We can, however, be guaranteed flowery, complimentary, snd disarming responses.

 

But that's not what I need. I need results. Airbnb support isn't the way to get it. You have to (wisely) use your own facilities to achieve results. 

 

Prevention is the best cure. Do your best to scare the undesirables away before they book. I don't care if Airbnb likes it or not. They're not the ones suffering the burdens of (ever increasing) undesirable guests. Reality will eventually sort things out for them. Even if it's painful. 

@Elaine701 

 

Yes totally no support from Airbnb. None. 

In the last five weeks I have messaged Airbnb support for help in the middle of the night to say I’m being threatened and given abuse by a guest who wants to break her UK travel quarantine on day two. Airbnb had nothing so say about it. After a month of this behaviour the guest sneaks out a day early but luckily I hear her and ask for the key back as she is leaving. Airbnb had nothing say about this. 

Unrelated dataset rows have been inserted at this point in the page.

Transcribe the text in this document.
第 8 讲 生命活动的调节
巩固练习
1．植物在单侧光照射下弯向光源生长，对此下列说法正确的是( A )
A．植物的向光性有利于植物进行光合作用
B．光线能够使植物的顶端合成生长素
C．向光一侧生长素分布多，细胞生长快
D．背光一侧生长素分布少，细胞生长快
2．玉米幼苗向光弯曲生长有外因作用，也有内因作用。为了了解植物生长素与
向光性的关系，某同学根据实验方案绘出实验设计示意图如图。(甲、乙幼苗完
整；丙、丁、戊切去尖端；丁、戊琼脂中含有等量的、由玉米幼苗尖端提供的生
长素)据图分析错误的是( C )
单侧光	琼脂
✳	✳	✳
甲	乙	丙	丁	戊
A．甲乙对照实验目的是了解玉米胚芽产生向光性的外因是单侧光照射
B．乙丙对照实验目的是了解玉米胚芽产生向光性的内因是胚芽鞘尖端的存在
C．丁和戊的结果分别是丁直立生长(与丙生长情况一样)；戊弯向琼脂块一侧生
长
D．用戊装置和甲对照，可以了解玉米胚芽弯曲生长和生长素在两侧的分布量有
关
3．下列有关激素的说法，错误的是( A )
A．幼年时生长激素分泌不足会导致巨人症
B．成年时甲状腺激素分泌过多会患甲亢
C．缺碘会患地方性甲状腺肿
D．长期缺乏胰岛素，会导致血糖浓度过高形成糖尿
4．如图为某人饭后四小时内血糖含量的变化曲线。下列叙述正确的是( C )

Finally Airbnb send me an email saying they notice I had a bad review (as threatened) and that I should be aware that my listings will not be promoted if I do not improve. 

To be clear, if I am ever threatened again in my home I will call the police and worry about Airbnb later. They did nothing for 5 weeks to make a difference and help me. On one occasion they sent me love and thanked me but that in fact didn’t help me. 

My perception of Airbnb has totally shifted this month and its left me afraid to host ongoing. 

@Helen2404 You are not going to find sanity catering to the $39/$42 a night market, specially with your nice place.  The odds are against you.